The problem with making cannelés is that they are typically made in very specific copper molds which give them their distinct dome-like shape. They also have a glisten or a shine to them that is due to the light coating of beeswax which you are supposed to give the molds before pouring in the batter. Given that copper cannelé molds and beeswax are not cheap things to come by, I never attempted to make these myself. But then, this summer, by a stroke of luck, my grandmother (who lives just outside Paris, in France) stumbled upon some silicon cannelé molds that she forgot she had. I knew, from avid reading of other food blogs, that silicon molds are not as good for baking cannelés, since they don't provide the same deep caramelization and beautiful crust, but I appreciated the gift.
Then, I found an extremely detailed post from another food blog that I read about how to make the "perfect cannelés." At the same time, I found someone who said that they had made cannelés that turned out just fine in a muffin tin. And the two things melded together in my mind into one giant scheme. Plus, I wanted to try out the silicon molds and see how large the difference was between the cannelés they produced and the cannelés produced by metal pans.
The resulting "pretender" cannelés were delicious. The long resting time really allowed the scent of the vanilla and rum to permeate throughout the entire pastry. The muffin tins resulted in a slightly uneven caramelization, with the sides getting much darker than the bottoms, but they were addictively good. I ate them both hot from the oven and once they had been allowed to cool. After 10 or 15 minutes of cooling, the cannelé caramel crust becomes firmer, and the custard-y interior becomes more chewy, in a deliciously contrasting way. The crust will soften overnight so there won't be much of a contrast anymore, but you can pop them into a 400F oven for 5 minutes, or you can enjoy them as they are. My family didn't bother with the reheating step, since we found them great as they were.
The batter in the mini cannelé silicon molds did not caramelized ideally at all. After their baking time was over, I actually gave the mini cannelés a brush of butter and popped them, naked, baking into the 400F oven to caramelize some more. My roommate looked at them and called them "little minions." They were as tasty as they were cute. If you are using silicon molds, I suggest you heat your mold first, not butter it, and then pour the batter into the hot molds. The results from the muffin tin were much closer to perfect, however, and that is the method I will be using in the future when I repeat this recipe (because I definitely will be repeating it).

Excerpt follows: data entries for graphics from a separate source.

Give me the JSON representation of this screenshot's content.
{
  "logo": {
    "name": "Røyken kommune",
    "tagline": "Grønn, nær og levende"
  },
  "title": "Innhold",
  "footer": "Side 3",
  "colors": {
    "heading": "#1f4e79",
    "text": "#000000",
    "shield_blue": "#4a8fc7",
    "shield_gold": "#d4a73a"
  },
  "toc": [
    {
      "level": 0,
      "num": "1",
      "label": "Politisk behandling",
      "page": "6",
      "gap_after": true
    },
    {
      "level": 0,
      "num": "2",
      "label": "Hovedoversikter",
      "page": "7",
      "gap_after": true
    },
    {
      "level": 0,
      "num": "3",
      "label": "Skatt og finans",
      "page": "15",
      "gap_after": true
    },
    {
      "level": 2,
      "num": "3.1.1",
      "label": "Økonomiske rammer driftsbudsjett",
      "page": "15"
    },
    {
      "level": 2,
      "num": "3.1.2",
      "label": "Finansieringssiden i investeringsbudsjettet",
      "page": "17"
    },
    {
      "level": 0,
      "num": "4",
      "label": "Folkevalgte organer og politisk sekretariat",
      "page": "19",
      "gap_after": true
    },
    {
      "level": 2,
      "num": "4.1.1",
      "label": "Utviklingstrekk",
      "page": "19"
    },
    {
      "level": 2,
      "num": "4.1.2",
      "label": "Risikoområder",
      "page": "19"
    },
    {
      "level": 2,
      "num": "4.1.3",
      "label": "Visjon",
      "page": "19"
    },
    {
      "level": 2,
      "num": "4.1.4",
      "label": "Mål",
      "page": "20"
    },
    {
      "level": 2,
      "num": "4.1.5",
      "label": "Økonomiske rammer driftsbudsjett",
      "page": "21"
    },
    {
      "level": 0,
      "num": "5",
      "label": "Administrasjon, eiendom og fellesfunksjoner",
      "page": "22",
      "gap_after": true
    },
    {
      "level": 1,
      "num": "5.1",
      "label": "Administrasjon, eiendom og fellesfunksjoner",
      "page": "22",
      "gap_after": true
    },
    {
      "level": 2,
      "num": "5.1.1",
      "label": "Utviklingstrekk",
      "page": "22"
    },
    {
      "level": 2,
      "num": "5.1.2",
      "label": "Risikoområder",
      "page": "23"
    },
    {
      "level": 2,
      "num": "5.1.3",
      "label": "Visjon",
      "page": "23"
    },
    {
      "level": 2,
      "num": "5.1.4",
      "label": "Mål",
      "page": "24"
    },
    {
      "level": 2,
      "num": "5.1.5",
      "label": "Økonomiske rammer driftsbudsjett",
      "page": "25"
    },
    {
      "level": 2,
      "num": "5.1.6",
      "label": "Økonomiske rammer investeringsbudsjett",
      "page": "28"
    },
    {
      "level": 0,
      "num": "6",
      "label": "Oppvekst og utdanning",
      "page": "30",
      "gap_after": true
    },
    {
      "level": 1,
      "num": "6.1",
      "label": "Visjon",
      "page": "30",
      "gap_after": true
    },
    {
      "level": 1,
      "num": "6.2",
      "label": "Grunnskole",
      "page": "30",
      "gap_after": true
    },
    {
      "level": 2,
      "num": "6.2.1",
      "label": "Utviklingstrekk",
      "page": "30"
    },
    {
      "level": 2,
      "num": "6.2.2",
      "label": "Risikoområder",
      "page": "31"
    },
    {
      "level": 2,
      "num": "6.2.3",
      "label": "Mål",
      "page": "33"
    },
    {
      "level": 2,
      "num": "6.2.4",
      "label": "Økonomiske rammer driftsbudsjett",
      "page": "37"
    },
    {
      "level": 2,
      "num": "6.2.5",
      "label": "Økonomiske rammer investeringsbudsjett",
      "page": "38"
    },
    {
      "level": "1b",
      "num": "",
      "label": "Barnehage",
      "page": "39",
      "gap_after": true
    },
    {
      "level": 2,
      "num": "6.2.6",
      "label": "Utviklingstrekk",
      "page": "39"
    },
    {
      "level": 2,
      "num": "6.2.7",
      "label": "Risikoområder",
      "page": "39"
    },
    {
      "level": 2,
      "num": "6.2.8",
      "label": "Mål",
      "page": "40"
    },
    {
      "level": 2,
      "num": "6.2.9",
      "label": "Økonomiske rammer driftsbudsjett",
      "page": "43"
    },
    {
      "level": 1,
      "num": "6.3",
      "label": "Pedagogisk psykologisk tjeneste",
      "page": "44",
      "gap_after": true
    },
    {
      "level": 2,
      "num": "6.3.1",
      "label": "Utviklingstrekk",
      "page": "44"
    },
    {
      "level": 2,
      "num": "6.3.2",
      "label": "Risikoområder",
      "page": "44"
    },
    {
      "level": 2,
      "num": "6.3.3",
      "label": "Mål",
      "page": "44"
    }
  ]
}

The recipe was definitely a huge success, even when used to make "pretenders." My family was asking for more of them the second we finished the last one, and we've had real cannelés before. I really liked the caramelization that I got from the muffin tins, and I will definitely be making these again. Don't make the same mistake I did and live without these delicious little beauties simply because you don't have copper molds and beeswax.
*For those of you who are too young to know, the title to this blog post is actually a reference to a song by The Platters.